Friday, précisons-le, était l’aîné de nos trois enfants, et l’unique garçon. Il avait à présent seize ans et au lieu de se propulser vers une brillante carrière dans l’élite de l’Industrie du Temps connue sous le nom de ChronoGarde, il était l’incarnation parfaite de l’adolescent pénible – grognon, poussant de profonds soupirs à chaque sollicitation, même la plus infime, et paressant au lit jusqu’à midi passé avant de traînailler dans la maison dans un état d’hébétude qu’aurait envié un zombie professionnel. Nous aurions pu ignorer qu’il vivait avec nous si ce n’étaient les apparitions mystérieuses de bols de céréales sales aux alentours plus ou moins immédiats de l’évier, la basse assourdie de Heavy Metal qui s’échappait de sa chambre, dont Landen prétendait qu’elle tenait les limaces éloignées du jardin, et la succession de désespérés tout aussi apathiques qui se présentaient à la porte et grommelaient : « Il est là, Friday ? », ce à quoi je ne pouvais m’empêcher de répondre : « Voilà une question qui prête à conjectures. »
— Quand retourne-t-il en classe ? demanda Landen, qui, s’il assurait le gros du suivi scolaire quotidien, avait comme beaucoup d’hommes peu la mémoire des dates.

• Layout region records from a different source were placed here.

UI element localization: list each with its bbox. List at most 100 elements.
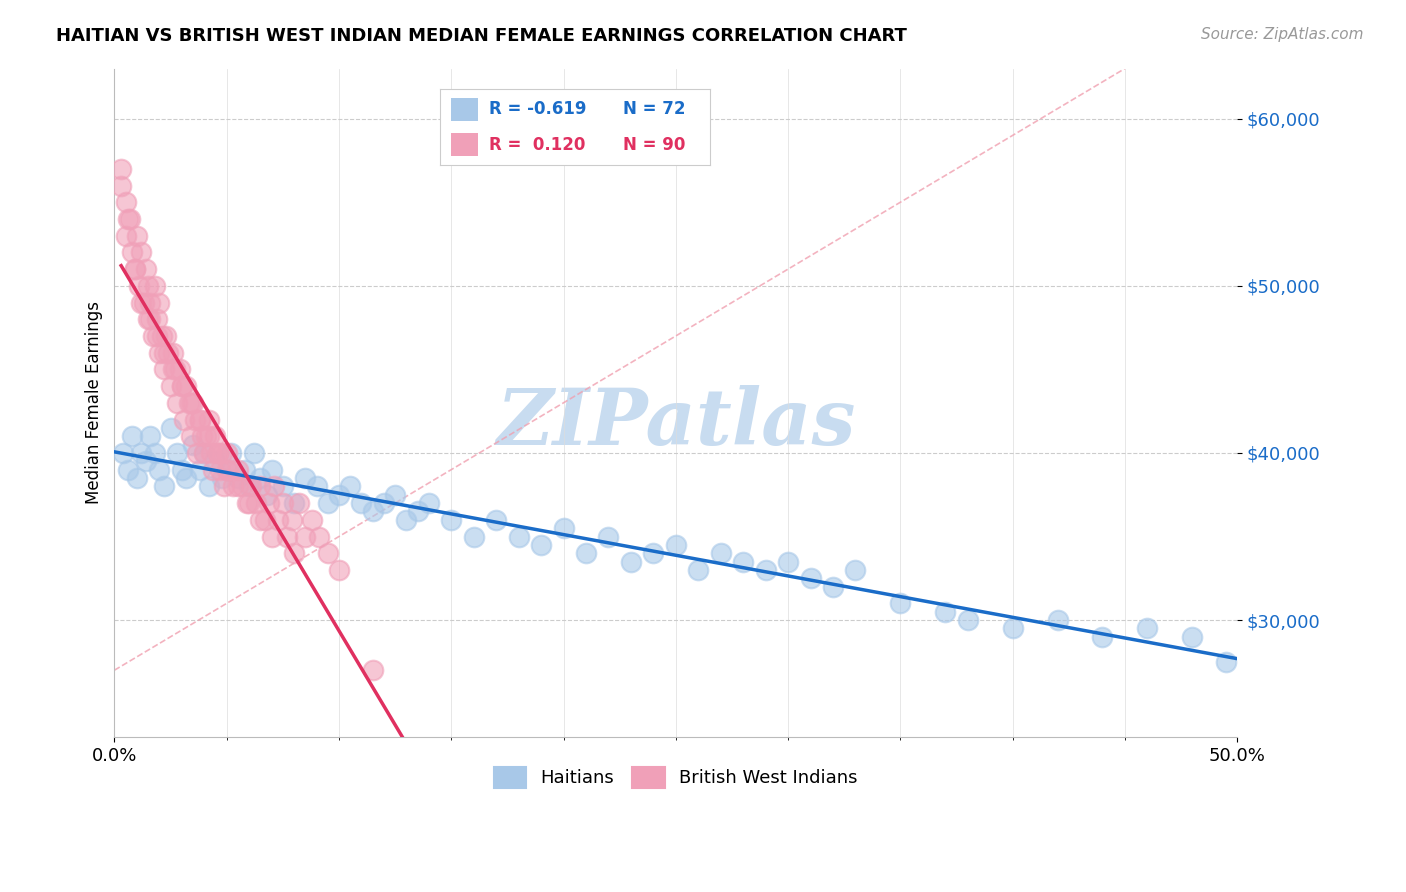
Point [249,471,271,485]
Point [263,479,285,493]
Point [1001,622,1024,636]
Point [271,479,294,493]
Point [328,488,350,502]
Point [200,446,222,460]
Point [153,362,176,376]
Point [121,245,143,260]
Point [191,429,214,443]
Point [934,605,956,619]
Y-axis label: Median Female Earnings: Median Female Earnings [86,301,103,504]
Point [287,496,309,510]
Point [440,513,463,527]
Point [301,513,323,527]
Point [124,262,146,277]
Point [139,312,162,326]
Point [170,379,193,393]
Point [799,571,821,585]
Point [170,379,193,393]
Point [188,463,211,477]
Point [110,161,132,176]
Point [1136,622,1159,636]
Point [733,555,755,569]
Point [197,412,219,426]
Point [204,454,226,468]
Point [162,362,184,376]
Point [136,312,159,326]
Point [316,496,339,510]
Point [180,429,202,443]
Point [188,412,211,426]
Point [643,546,665,560]
Point [148,345,170,359]
Point [238,479,260,493]
Text: ZIPatlas: ZIPatlas [496,384,855,461]
Point [283,496,305,510]
Text: Source: ZipAtlas.com: Source: ZipAtlas.com [1201,27,1364,42]
Point [117,463,139,477]
Point [238,496,260,510]
Point [166,396,188,410]
Point [778,555,800,569]
Point [260,529,283,543]
Point [153,345,176,359]
Text: HAITIAN VS BRITISH WEST INDIAN MEDIAN FEMALE EARNINGS CORRELATION CHART: HAITIAN VS BRITISH WEST INDIAN MEDIAN FE… [56,27,907,45]
Point [112,446,135,460]
Point [139,295,162,310]
Point [211,446,233,460]
Point [131,245,153,260]
Point [361,663,384,677]
Point [211,471,233,485]
Point [181,437,204,451]
Point [202,463,225,477]
Point [485,513,508,527]
Point [177,396,200,410]
Point [170,463,193,477]
Point [233,463,256,477]
Point [173,412,195,426]
Point [1091,630,1114,644]
Point [236,496,259,510]
Point [665,538,688,552]
Point [508,529,530,543]
Point [135,454,157,468]
Point [195,429,218,443]
Point [242,446,264,460]
Point [197,429,219,443]
Point [350,496,373,510]
Point [418,496,440,510]
Point [384,488,406,502]
Point [328,563,350,577]
Point [305,479,328,493]
Point [218,463,240,477]
Point [142,329,165,343]
Point [308,529,330,543]
Point [125,228,148,243]
Point [186,446,208,460]
Point [755,563,778,577]
Point [136,278,159,293]
Point [135,262,157,277]
Point [240,479,263,493]
Point [339,479,361,493]
Point [193,446,215,460]
Point [197,479,219,493]
Point [148,463,170,477]
Point [169,362,191,376]
Point [131,295,153,310]
Point [143,446,166,460]
Point [283,546,305,560]
Point [256,488,278,502]
Point [249,513,271,527]
Point [259,496,281,510]
Point [710,546,733,560]
Point [553,521,575,535]
Point [361,504,384,518]
Point [316,546,339,560]
Point [139,429,162,443]
Point [208,463,231,477]
Point [395,513,418,527]
Point [222,479,245,493]
Point [114,228,136,243]
Point [120,211,142,226]
Point [117,211,139,226]
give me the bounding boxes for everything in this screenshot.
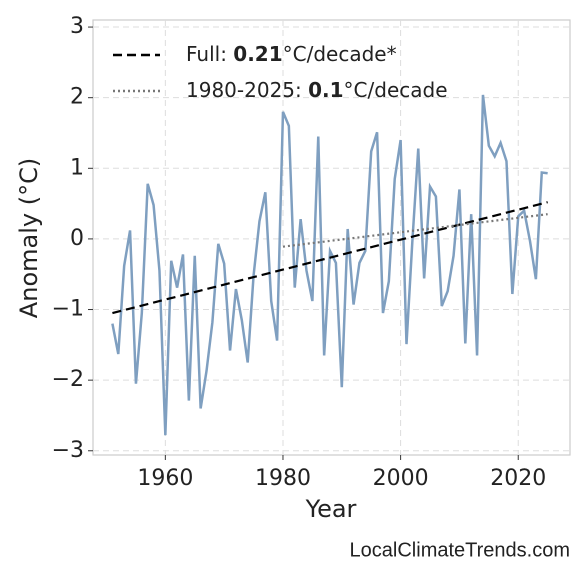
trend-line bbox=[112, 201, 548, 315]
x-tick-label: 2020 bbox=[490, 466, 546, 491]
y-axis-label: Anomaly (°C) bbox=[15, 158, 43, 318]
x-tick-label: 2000 bbox=[373, 466, 429, 491]
y-tick-label: −3 bbox=[52, 438, 84, 463]
legend-label-part: 0.21 bbox=[233, 42, 282, 66]
legend-label-part: Full: bbox=[186, 42, 233, 66]
y-tick-label: 3 bbox=[70, 14, 84, 39]
legend-label-part: 1980-2025: bbox=[186, 78, 308, 102]
x-axis-label: Year bbox=[305, 495, 357, 523]
y-tick-label: 2 bbox=[70, 85, 84, 110]
source: LocalClimateTrends.com bbox=[350, 539, 570, 561]
plot-area bbox=[92, 19, 571, 456]
x-tick-label: 1960 bbox=[137, 466, 193, 491]
y-tick-label: −1 bbox=[52, 297, 84, 322]
y-tick-label: 1 bbox=[70, 155, 84, 180]
legend-label-part: 0.1 bbox=[308, 78, 343, 102]
x-tick-label: 1980 bbox=[255, 466, 311, 491]
y-tick-label: 0 bbox=[70, 226, 84, 251]
data-line bbox=[111, 94, 548, 436]
legend-label-part: °C/decade* bbox=[283, 42, 397, 66]
legend-label: 1980-2025: 0.1°C/decade bbox=[186, 78, 448, 102]
legend-label-part: °C/decade bbox=[344, 78, 448, 102]
legend-label: Full: 0.21°C/decade* bbox=[186, 42, 397, 66]
y-tick-label: −2 bbox=[52, 367, 84, 392]
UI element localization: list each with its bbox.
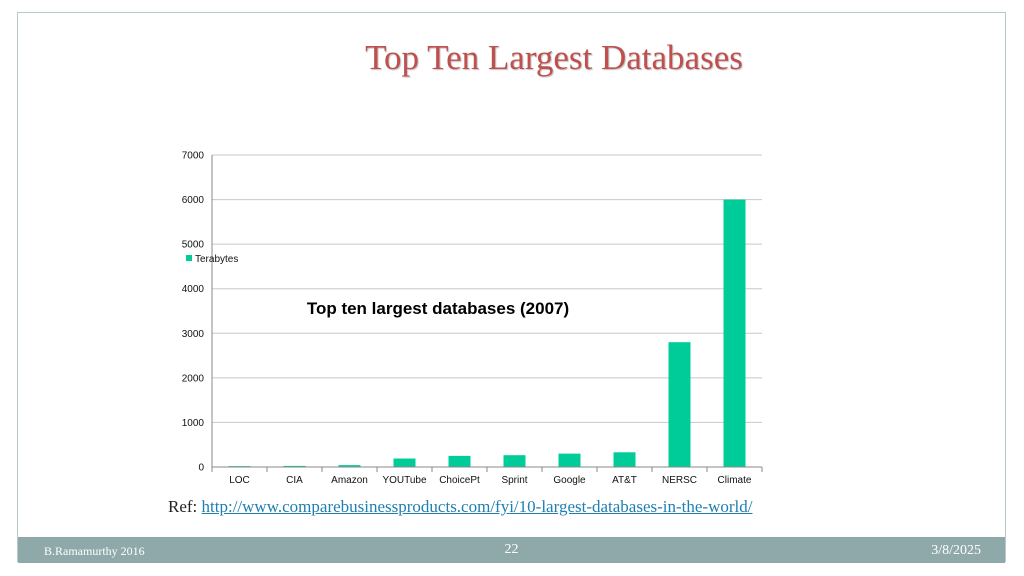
bar-choicept	[448, 455, 471, 467]
reference-link[interactable]: http://www.comparebusinessproducts.com/f…	[201, 497, 753, 516]
y-tick-label: 0	[198, 463, 204, 474]
chart-title: Top ten largest databases (2007)	[307, 299, 569, 318]
footer-page-number: 22	[504, 542, 519, 557]
x-tick-label: Amazon	[331, 475, 368, 486]
legend-label: Terabytes	[195, 254, 238, 265]
x-tick-label: LOC	[229, 475, 250, 486]
y-tick-label: 5000	[182, 240, 205, 251]
bar-cia	[283, 465, 306, 467]
bar-nersc	[668, 342, 691, 467]
y-tick-label: 6000	[182, 195, 205, 206]
y-tick-label: 3000	[182, 329, 205, 340]
bar-google	[558, 453, 581, 467]
footer-date: 3/8/2025	[931, 543, 981, 558]
reference-label: Ref:	[168, 497, 198, 516]
footer-author: B.Ramamurthy 2016	[44, 544, 145, 558]
bar-sprint	[503, 455, 526, 467]
y-tick-label: 7000	[182, 151, 205, 162]
x-tick-label: Climate	[718, 475, 752, 486]
y-tick-label: 2000	[182, 373, 205, 384]
bar-att	[613, 452, 636, 467]
x-tick-label: ChoicePt	[439, 475, 480, 486]
y-tick-label: 1000	[182, 418, 205, 429]
reference: Ref: http://www.comparebusinessproducts.…	[168, 497, 752, 517]
x-tick-label: CIA	[286, 475, 303, 486]
legend-swatch	[186, 255, 192, 261]
x-tick-label: NERSC	[662, 475, 697, 486]
bar-youtube	[393, 458, 416, 467]
bar-amazon	[338, 465, 361, 467]
x-tick-label: AT&T	[612, 475, 637, 486]
x-tick-label: Google	[553, 475, 586, 486]
x-tick-label: Sprint	[501, 475, 527, 486]
bar-climate	[723, 199, 746, 468]
footer-bar: B.Ramamurthy 2016 22 3/8/2025	[18, 537, 1005, 563]
slide-title: Top Ten Largest Databases	[365, 38, 743, 77]
slide-frame	[17, 12, 1006, 562]
x-tick-label: YOUTube	[382, 475, 427, 486]
y-tick-label: 4000	[182, 284, 205, 295]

— Lundi prochain, répondis-je après avoir ramassé le courrier qui venait de tomber derrière la porte. Se faire exclure de l’école, c’est bien le moins qu’il méritait. Encore heureux que les flics ne s’en soient pas mêlés.
— Il n’a fait que balancer la casquette de Barney Plotz dans une flaque de boue.
— Peut-être, mais Barney Plotz était dessous à ce moment-là, observai-je, songeant en moi-même que l’idée de voir toute la famille Plotz se faire piétiner dans une flaque de boue était follement séduisante. Friday n’aurait pas dû agir comme il l’a fait. La violence ne résout jamais rien.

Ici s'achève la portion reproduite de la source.